Lite Perina-Meloni «La destra è qui» «No, è solo il Pdl»

Loro che son donne usano il termine rupture, per definire le bastonate fra Gianfranco Fini e Silvio Berlusconi. Il francesismo è più elegante, la sostanza non cambia. Perché è uno scontro fra due mondi, quello che, a partire dai due leader, sta coinvolgendo il Pdl, e in primis l’area degli ex An, divisi fra il Pdl del fare oggi senza se e senza ma, e il Pdl del fare futuro con tanti se e molti ma. Basta leggere Flavia Perina e Giorgia Meloni, entrambe cresciute a pane e Destra, per individuare il punto di non ritorno.
La prima a incominciare è stata la direttrice del Secolo d’Italia, che nell’editoriale di due giorni fa ha rivendicato per l’ala finiana, e per quella soltanto, la vera difesa dell’anima e della tradizione della destra: dalla legalità all’interesse nazionale, gli unici ad alzare la voce in difesa di quei valori sono i finiani, con tutti gli altri ex An a far «finta di niente» su tutte le «questioni più scomode». Giorgia Meloni compresa, là dove il ministro della Gioventù, secondo la Perina, rivendica la sua storia quasi come se Fini «ne fosse al di là o addirittura fuori», quando invece sono gli altri, quelli come lei, ad aver tradito gli ideali.

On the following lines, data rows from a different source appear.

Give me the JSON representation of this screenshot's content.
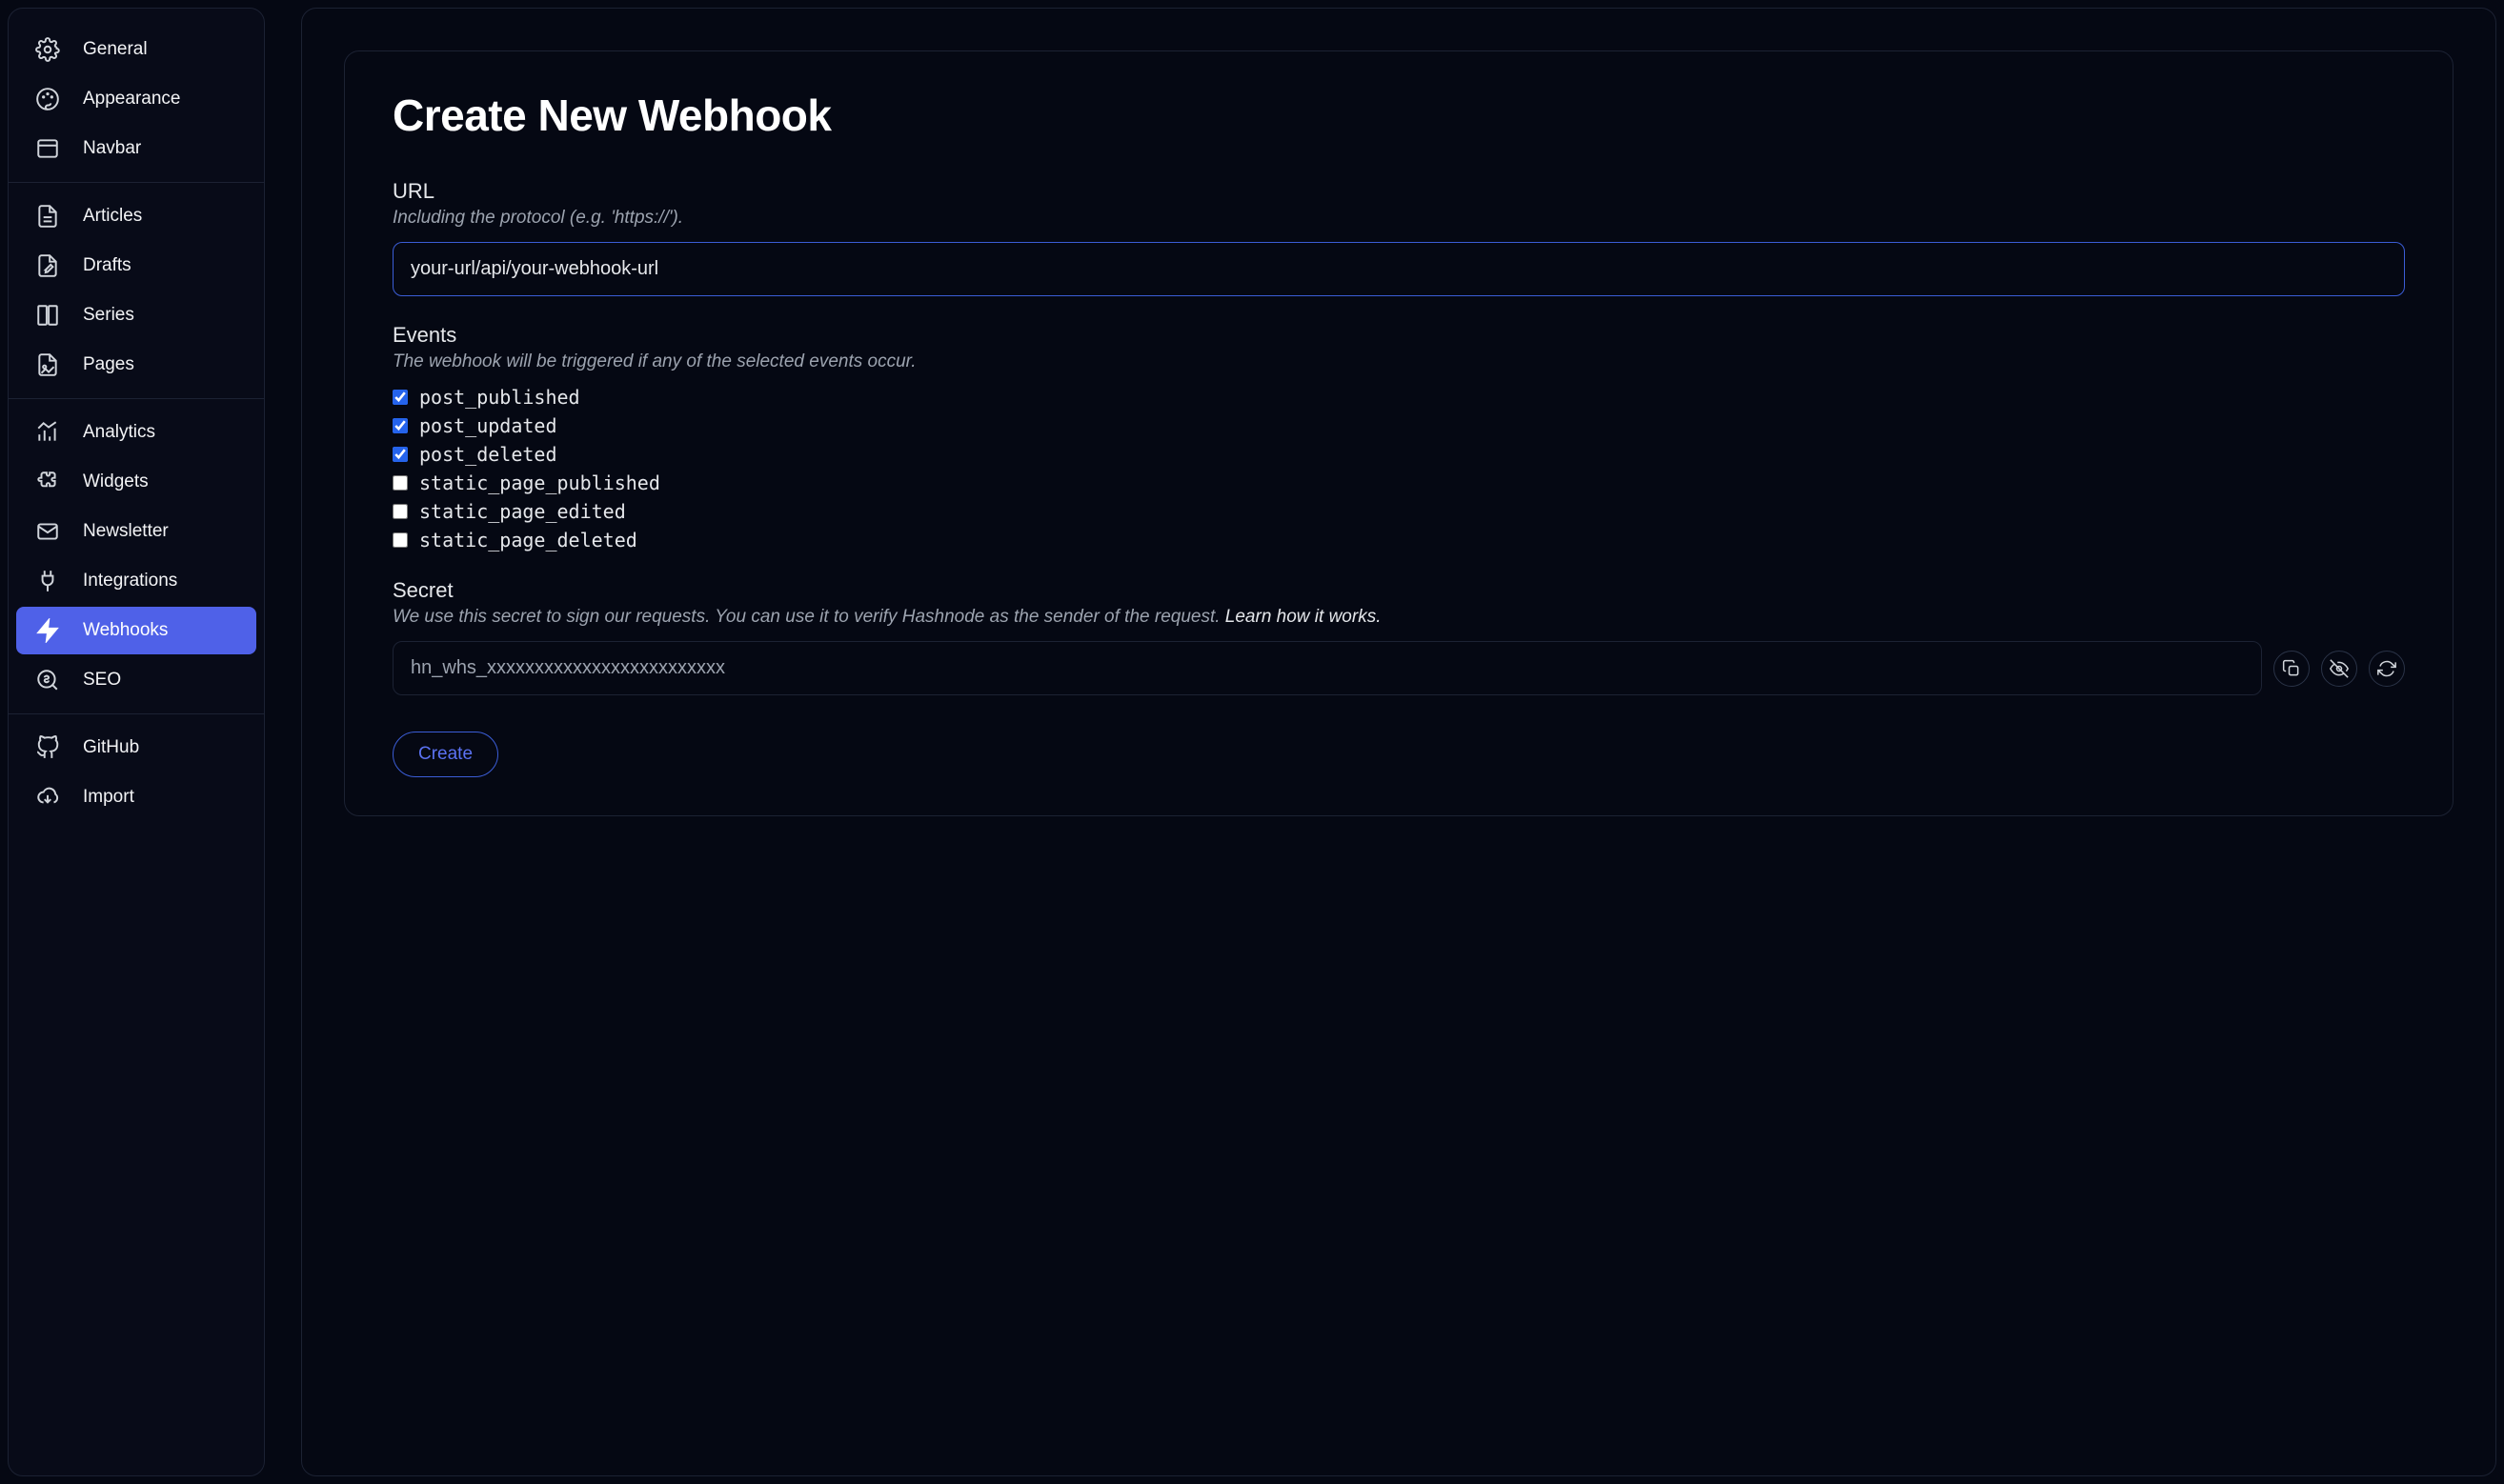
{
  "sidebar": {
    "groups": [
      {
        "items": [
          {
            "label": "General",
            "icon": "gear-icon"
          },
          {
            "label": "Appearance",
            "icon": "palette-icon"
          },
          {
            "label": "Navbar",
            "icon": "layout-icon"
          }
        ]
      },
      {
        "items": [
          {
            "label": "Articles",
            "icon": "document-icon"
          },
          {
            "label": "Drafts",
            "icon": "edit-document-icon"
          },
          {
            "label": "Series",
            "icon": "columns-icon"
          },
          {
            "label": "Pages",
            "icon": "image-document-icon"
          }
        ]
      },
      {
        "items": [
          {
            "label": "Analytics",
            "icon": "chart-icon"
          },
          {
            "label": "Widgets",
            "icon": "puzzle-icon"
          },
          {
            "label": "Newsletter",
            "icon": "envelope-icon"
          },
          {
            "label": "Integrations",
            "icon": "plug-icon"
          },
          {
            "label": "Webhooks",
            "icon": "bolt-icon",
            "active": true
          },
          {
            "label": "SEO",
            "icon": "search-dollar-icon"
          }
        ]
      },
      {
        "items": [
          {
            "label": "GitHub",
            "icon": "github-icon"
          },
          {
            "label": "Import",
            "icon": "cloud-download-icon"
          }
        ]
      }
    ]
  },
  "page": {
    "title": "Create New Webhook",
    "url_section": {
      "label": "URL",
      "hint": "Including the protocol (e.g. 'https://').",
      "value": "your-url/api/your-webhook-url"
    },
    "events_section": {
      "label": "Events",
      "hint": "The webhook will be triggered if any of the selected events occur.",
      "items": [
        {
          "name": "post_published",
          "checked": true
        },
        {
          "name": "post_updated",
          "checked": true
        },
        {
          "name": "post_deleted",
          "checked": true
        },
        {
          "name": "static_page_published",
          "checked": false
        },
        {
          "name": "static_page_edited",
          "checked": false
        },
        {
          "name": "static_page_deleted",
          "checked": false
        }
      ]
    },
    "secret_section": {
      "label": "Secret",
      "hint_prefix": "We use this secret to sign our requests. You can use it to verify Hashnode as the sender of the request. ",
      "hint_link": "Learn how it works.",
      "value": "hn_whs_xxxxxxxxxxxxxxxxxxxxxxxxx"
    },
    "create_button": "Create"
  }
}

A Giorgia è presa la tristezza, a giudicare dal tono della risposta che ha affidato sempre alle colonne del Secolo. Era pure casa sua, l’house organ della fu An. Adesso che il trasloco nel Pdl è avvenuto, la Meloni tenta l’ultima mediazione. Fa mea culpa, «se c’è stata troppa poca destra in questi due anni, certamente ne sono responsabile». E però, avverte, il suo sistema di valori, la patria, la famiglia, la lotta alla mafia, «nel Pdl ha trovato casa». E se è di Destra che si parla, allora le politiche del governo, dagli ammortizzatori sociali ai precari alla tempestività degli interventi nelle emergenze, dalla coerenza sui temi etici alle Comunità giovanili, sono state «molto di destra». Il punto allora è un altro, ed è il come stare in un partito per farlo crescere, avverte il ministro: «La libertà di dissentire sulle singole questioni non diventi libertà di dissentire sull’intera identità politica, perché la prima è prerogativa dei partiti veri, la seconda dei partiti finti».

Quanto alla rupture e a chi sta con chi, Meloni ammette di fare «una fatica bestiale a scindere la questione personale da quella politica». Lei, a bastonate o borsettate preferisce però «ricacciare indietro le lacrime, alzare lo sguardo, lavorare per ritrovare il filo di una storia comune. Io ci spero, io ci credo». Chissà se basta.